Insiden di Balik Yogya Kembali: Teror Bom, Komunis Hingga Penarikan Tentara Belanda

Insiden di Balik Yogya Kembali: Teror Bom, Komunis Hingga Penarikan Tentara Belanda. Foto/net--
Radarlambar.bacakoran.co -Setelah penandatanganan Perjanjian Roem-Royen pada 7 Mei 1949, Perserikatan Bangsa-Bangsa (PBB) melalui UNCI (United Nations Commission for Indonesia) mengambil alih pengawasan penyelesaian konflik Indonesia-Belanda. Salah satu mandatnya: memaksa Belanda segera angkat kaki dari Yogyakarta, ibu kota Republik saat itu.

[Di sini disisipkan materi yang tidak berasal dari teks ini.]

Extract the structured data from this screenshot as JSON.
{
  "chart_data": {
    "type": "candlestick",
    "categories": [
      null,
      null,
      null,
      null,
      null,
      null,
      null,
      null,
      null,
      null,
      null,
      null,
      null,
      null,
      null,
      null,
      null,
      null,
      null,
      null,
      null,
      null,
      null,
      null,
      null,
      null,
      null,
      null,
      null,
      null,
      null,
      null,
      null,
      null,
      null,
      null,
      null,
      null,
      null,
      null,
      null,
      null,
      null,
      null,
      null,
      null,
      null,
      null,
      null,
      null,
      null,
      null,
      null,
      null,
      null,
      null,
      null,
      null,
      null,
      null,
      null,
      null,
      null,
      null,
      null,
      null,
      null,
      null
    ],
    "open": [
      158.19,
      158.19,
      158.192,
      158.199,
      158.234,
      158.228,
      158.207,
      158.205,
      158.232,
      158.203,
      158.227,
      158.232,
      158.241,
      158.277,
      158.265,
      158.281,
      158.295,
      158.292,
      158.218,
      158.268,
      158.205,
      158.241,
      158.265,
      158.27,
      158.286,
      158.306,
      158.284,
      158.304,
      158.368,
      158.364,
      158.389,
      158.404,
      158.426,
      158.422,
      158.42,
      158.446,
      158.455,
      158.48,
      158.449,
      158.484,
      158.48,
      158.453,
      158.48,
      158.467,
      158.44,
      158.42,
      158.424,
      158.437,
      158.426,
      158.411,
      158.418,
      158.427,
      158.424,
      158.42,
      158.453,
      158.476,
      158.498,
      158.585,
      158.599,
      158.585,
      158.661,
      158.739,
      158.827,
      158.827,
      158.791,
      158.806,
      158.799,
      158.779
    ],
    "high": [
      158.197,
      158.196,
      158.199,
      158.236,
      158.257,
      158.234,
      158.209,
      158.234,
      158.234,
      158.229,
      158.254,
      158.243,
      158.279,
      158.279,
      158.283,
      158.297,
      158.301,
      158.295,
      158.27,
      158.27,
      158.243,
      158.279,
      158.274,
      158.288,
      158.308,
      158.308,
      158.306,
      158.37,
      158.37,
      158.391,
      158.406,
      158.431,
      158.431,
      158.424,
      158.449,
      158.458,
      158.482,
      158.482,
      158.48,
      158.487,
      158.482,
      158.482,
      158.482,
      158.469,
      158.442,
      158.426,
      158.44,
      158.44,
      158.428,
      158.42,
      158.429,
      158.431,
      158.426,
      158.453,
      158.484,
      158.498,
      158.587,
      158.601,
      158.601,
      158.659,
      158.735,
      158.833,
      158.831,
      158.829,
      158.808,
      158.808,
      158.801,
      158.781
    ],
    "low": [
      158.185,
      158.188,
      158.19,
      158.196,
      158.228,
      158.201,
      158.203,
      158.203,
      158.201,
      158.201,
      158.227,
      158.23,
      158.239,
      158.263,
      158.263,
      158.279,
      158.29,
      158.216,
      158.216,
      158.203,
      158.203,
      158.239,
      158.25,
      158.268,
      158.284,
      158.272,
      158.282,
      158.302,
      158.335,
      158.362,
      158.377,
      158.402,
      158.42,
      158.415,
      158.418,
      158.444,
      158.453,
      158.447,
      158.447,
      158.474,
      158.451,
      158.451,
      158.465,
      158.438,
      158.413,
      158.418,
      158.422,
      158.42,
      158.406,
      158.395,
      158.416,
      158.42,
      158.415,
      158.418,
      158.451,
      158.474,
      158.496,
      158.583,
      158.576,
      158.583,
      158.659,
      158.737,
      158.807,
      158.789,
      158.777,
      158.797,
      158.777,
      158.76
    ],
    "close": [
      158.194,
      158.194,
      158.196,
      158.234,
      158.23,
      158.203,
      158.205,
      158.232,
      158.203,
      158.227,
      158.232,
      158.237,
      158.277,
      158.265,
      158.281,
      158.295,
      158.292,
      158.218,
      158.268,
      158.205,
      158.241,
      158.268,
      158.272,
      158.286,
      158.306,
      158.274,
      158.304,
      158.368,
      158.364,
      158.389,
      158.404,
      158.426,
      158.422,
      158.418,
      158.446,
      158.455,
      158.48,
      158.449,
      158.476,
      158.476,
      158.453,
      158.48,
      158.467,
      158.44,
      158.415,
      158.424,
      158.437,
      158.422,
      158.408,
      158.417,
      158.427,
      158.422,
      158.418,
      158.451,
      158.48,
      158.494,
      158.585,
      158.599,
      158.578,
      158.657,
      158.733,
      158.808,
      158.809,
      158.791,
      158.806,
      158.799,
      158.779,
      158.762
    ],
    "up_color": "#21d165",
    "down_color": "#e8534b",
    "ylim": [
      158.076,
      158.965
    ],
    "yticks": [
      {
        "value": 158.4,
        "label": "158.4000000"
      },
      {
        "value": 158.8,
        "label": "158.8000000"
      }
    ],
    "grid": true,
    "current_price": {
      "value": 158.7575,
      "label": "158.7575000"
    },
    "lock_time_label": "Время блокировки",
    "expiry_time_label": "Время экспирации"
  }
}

Namun, penarikan pasukan Belanda tidak berlangsung cepat. Baru dimulai pada 2 Juni 1949 dan berlangsung hingga 29 Juni 1949, proses ini diwarnai sejumlah ketegangan dan insiden bersenjata, termasuk serangan sporadis oleh pejuang lokal dan tindakan represif UNCI yang bersiaga ketat.
Bom Rakitan di Rumah Ki Hajar Dewantara
Seminggu sebelum Belanda benar-benar angkat kaki, rumah Ki Hajar Dewantara di Jalan Tamansiswa diteror dengan bom rakitan yang gagal meledak. Poster ancaman bertuliskan “Bagian Gorila PKI” menempel di pohon depan rumah, disertai bom berbentuk pot bunga berisi lima granat tangan aktif dengan sumbu Jepang yang masih terbakar setengah.
Meski sasarannya rumah tokoh pendidikan nasional, motif teror ini ditengarai sebagai tekanan terhadap Belanda. Hal ini dikuatkan oleh laporan ancaman serupa kepada militer Belanda, menuntut pembebasan tahanan komunis di Lapas Wirogunan—yang terletak di jalan yang sama dengan kediaman Ki Hajar.
Propaganda Komunis dan Kekacauan di Lapangan
Yogyakarta menjadi medan agitasi diam-diam kelompok komunis yang menyebar selebaran ancaman dan pamflet bergambar palu arit, baik dalam huruf latin maupun aksara Jawa. Bahkan, vandalisme terjadi di Siti Hinggil, kompleks sakral Keraton Yogyakarta, dengan coretan anti-pemerintah dan karikatur cabul yang menyerang tokoh-tokoh republik seperti Sukarno dan Hamengkubuwono IX.
Bentrok Bersenjata di Jawa Tengah
Selain teror urban, sejumlah bentrok bersenjata pecah di daerah lain. Di Bojonegoro, rumah sakit diserang dan dijarah. Di Salatiga, 300 orang berseragam merah dengan senapan mesin menyerang patroli Belanda, menewaskan 14 polisi. Kelompok Pasukan Merbabu, diduga eks pejuang dan laskar rakyat, juga terlibat kontak senjata mematikan.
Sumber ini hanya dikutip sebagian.